Dans les rues tortueuses des bas fonds de Bowerstone, un jeune enfant et sa soeur aînée déambulent, en quête de quelques pièces. Fable 2 débute comme un sombre conte des frères Grimm, même si la cruauté originelle du récit est quelque peu édulcorée par l’enthousiasme des deux jeunes protagonistes.
Avec son esthétique du Moyen Age fantastique très inspirée par les dessins animés, Fable 2 reprend à son compte tous les archétypes du jeu d’aventure, à commencer par un schéma actantiel des plus rudimentaires.
Dans le jeu, chaque personnage remplit un rôle-type, bien identifié : Thérésa, le destinateur, guide le héros, quand des adjuvants, bonhommes, ironiques ou cyniques, viennent l’aider. La trame narrative, lutte atemporelle du bien et du mal, est aussi ponctuée par des étapes traditionnelles du conte, dont le passage par le “négatif”, aussi bien réel, que symbolique. Au fil de l’aventure, le héros est enfin guidé par une traînée lumineuse, qui constitue les rails immatériels de sa destinée.
Contrairement à ce que pense Peter Molyneux, cette approche, ancrée dans une tradition, et finalement assez dirigiste, ne saurait être meilleure ou pire que celle, libertaire, d’Oblivion, titre de référence du studio Bethesda. Il n’y a pas de monopole de l’heroic fantasy, comme il ne saurait encore y avoir d’école européenne du jeu de rôle.
Par ailleurs, si la philosophie générale du jeu est plutôt cohérente, la confirmation du système manichéen de bonté/méchanceté est un archaïsme. Le seul intérêt symbolique de ce procédé est que personnage, sorte de portrait de Dorian Gray virtuel, porte tous les stigmates des choix et des actions passées.
Très porté vers l’action, au détriment de la réflexion, Fable 2 ne réalise pas non plus, à la différence d’un bon épisode de Zelda, la meilleure alchimie possible entre aventure et réflexion. A partir de sa trame élementaire, Fable propose toutefois quelques innovations. Le jeu superpose d’abord les modes de narration, dans une mise en scène assez baroque : du narrateur omniscient au barde qui chante les exploits, l’histoire se raconte à plusieurs voix. Les concepteurs ont également su jouer avec les différentes temporalités. De l’enfance à la vieillesse, les (més)aventures du personnage principal sont narrées dans un temps long, oscillant entre diastole et systole temporelle. Les concepteurs ont aussi su attiser l’intérêt du joueur, en faisant en sorte que la fin de la quête héroïque ne coïncide plus avec la fin du jeu.

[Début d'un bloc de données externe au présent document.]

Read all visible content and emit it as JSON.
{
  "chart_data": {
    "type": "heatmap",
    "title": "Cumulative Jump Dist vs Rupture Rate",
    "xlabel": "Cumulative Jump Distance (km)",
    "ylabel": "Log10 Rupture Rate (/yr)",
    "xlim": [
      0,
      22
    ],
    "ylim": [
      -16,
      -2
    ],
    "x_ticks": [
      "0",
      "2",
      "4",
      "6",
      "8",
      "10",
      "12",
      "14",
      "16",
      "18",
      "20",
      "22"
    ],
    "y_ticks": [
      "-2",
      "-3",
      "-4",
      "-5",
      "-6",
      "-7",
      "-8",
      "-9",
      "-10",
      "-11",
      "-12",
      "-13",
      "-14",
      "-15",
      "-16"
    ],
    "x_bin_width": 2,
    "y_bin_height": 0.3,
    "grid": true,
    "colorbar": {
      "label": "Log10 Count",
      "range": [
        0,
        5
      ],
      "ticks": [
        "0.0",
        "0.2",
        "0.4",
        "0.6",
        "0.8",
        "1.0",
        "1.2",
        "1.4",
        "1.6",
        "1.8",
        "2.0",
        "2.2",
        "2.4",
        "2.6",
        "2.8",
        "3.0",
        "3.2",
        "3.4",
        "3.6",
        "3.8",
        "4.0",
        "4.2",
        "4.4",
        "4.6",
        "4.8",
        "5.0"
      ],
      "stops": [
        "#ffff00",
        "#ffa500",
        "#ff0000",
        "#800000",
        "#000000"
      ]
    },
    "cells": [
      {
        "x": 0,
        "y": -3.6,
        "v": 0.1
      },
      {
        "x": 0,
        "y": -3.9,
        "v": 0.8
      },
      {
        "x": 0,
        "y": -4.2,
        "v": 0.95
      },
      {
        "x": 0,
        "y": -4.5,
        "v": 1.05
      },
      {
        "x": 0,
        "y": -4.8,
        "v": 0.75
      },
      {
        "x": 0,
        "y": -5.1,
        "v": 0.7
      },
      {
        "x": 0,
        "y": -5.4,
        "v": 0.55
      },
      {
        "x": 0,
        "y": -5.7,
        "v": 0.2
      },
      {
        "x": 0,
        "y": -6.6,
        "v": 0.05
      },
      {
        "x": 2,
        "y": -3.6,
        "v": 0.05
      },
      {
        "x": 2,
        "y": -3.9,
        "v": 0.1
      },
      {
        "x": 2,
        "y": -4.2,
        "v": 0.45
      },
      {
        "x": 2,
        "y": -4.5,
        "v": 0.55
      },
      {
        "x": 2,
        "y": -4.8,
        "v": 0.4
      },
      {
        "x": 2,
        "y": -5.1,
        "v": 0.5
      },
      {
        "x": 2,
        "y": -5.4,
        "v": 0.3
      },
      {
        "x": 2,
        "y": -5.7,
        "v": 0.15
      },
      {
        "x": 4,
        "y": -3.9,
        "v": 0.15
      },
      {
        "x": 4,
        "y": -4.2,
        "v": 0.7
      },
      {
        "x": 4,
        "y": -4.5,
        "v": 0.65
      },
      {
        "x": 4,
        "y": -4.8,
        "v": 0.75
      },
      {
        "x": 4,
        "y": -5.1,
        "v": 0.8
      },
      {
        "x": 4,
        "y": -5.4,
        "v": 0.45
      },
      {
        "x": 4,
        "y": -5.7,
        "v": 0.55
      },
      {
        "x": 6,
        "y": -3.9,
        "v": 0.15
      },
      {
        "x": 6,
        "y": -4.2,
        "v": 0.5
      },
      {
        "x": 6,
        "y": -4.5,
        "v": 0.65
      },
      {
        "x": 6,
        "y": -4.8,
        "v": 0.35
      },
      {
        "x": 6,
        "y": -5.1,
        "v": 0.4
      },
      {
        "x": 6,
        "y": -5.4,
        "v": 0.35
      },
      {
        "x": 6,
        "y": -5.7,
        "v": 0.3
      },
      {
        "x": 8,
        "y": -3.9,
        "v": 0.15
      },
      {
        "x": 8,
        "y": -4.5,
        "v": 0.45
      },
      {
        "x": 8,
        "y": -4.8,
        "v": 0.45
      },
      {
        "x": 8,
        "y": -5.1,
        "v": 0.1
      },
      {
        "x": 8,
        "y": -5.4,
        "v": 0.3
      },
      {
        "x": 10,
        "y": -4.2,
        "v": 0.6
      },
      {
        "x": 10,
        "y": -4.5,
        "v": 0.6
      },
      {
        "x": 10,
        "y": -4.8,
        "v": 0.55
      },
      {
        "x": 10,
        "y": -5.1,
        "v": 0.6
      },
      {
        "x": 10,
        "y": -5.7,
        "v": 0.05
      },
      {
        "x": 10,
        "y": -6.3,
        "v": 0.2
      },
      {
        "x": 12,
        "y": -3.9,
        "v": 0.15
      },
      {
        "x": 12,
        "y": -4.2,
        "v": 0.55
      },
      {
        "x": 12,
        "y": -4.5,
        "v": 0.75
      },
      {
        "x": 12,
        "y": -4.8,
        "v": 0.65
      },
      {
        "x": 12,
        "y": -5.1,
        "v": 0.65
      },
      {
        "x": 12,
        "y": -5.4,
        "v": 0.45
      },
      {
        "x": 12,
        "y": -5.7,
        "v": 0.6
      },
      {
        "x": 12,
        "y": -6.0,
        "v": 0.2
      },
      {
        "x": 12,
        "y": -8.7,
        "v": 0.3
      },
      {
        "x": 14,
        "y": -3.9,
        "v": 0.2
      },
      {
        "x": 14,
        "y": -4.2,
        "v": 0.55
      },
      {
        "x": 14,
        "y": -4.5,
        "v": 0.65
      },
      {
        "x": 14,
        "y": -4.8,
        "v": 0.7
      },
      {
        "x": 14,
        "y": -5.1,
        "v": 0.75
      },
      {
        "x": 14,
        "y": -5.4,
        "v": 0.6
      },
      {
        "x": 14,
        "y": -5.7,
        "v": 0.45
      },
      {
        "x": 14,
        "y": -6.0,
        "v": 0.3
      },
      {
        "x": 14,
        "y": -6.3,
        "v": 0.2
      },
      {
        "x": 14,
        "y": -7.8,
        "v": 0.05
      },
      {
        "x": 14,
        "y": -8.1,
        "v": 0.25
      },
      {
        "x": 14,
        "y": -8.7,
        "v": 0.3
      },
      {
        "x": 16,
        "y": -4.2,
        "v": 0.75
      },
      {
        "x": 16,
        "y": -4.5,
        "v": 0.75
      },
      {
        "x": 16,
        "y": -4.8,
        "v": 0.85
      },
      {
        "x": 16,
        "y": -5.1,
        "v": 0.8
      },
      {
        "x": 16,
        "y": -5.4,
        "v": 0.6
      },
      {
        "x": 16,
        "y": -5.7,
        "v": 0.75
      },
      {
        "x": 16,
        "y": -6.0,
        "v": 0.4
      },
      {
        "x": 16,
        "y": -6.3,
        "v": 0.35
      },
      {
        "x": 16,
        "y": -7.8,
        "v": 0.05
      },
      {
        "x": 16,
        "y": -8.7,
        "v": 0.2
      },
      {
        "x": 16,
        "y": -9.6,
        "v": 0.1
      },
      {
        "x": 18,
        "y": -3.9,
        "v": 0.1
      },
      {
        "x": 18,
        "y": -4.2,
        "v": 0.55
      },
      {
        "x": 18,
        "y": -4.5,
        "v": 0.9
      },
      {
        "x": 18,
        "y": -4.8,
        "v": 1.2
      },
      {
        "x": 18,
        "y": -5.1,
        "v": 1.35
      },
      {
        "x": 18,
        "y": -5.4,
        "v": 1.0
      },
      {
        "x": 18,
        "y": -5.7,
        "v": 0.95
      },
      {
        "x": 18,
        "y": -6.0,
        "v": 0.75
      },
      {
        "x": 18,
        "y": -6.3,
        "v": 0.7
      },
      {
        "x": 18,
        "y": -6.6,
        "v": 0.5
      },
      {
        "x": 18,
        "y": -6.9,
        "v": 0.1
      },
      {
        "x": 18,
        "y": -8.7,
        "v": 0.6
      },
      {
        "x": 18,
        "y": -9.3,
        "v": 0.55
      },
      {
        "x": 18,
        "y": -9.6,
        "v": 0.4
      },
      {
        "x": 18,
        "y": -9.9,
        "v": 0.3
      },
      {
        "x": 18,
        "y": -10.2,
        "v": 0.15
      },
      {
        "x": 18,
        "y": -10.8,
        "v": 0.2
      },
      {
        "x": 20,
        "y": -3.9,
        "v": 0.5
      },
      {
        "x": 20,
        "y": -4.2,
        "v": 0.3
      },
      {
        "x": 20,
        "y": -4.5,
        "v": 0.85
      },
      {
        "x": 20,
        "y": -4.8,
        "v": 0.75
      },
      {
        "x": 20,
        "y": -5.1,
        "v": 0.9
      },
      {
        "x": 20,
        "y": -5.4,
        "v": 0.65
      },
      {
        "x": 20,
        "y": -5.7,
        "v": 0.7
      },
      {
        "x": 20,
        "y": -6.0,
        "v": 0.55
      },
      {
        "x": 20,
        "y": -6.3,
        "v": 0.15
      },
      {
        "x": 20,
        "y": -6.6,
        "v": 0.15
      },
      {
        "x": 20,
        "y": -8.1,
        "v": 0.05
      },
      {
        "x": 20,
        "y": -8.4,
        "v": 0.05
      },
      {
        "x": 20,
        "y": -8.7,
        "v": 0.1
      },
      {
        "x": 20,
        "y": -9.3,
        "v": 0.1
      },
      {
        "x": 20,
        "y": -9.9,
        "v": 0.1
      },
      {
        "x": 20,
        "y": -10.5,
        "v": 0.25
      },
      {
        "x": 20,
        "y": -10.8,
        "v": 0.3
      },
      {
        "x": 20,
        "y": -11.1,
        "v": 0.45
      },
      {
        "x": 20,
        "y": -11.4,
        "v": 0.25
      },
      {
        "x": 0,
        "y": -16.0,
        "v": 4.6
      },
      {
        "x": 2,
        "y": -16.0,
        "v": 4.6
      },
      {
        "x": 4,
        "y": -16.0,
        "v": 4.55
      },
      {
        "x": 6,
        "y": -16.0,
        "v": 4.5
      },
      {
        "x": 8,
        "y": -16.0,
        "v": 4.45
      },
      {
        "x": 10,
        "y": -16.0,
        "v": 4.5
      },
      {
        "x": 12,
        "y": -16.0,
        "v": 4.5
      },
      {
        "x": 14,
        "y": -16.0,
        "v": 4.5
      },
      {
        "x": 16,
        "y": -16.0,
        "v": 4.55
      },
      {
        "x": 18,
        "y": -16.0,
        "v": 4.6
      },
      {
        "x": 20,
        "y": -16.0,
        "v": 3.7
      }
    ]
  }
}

Héritée du premier volet de Fable, la mécanique de jeu accorde, de manière assez efficace, la part belle aux aspects sociaux. Pour parvenir à ses fins, le héros ne doit pas seulement maîtriser la magie ou le maniement de l’épée. Il doit aussi apprendre une autre grammaire élémentaire, celle du comportement. Certaines phases de jeu, où il faut séduire, convaincre ou terroriser, sont ainsi très proches des simulations ludiques, comme les Sims. Avec la possibilité de la propriété et des activités commerciales, Fable se mue aussi en proto-simulation de gestion.
Cette cohabitation de genres a priori disparates serait plutôt bienvenue, si elle ne s’inscrivait pas dans une conception nouvelle de l’économie du jeu de rôle. Dans un souci d’ergonomie, la gestion globale de la vie du héros est grandement simplifiée : gestionnaire de quêtes, liste des objets et des capacités. Mais avec cette interface, Fable 2 bannit tout un pan de la mécanique de jeu traditionnelle : la construction progressive d’un personnage. Si le héros peut se parer de mille accoutrements, il n’en demeure pas moins, dans la création de Lionhead, une essence monolithique qui ne meurt jamais.La simplification est encore plus réductrice avec le système de quêtes : dès qu’il le souhaite, le joueur est téléporté, séance tenante, sur les lieux de l’aventure choisie. Avec cette vision parcellaire et utilitariste du monde, Fable produit trop souvent une expérience de jeu stroboscopique.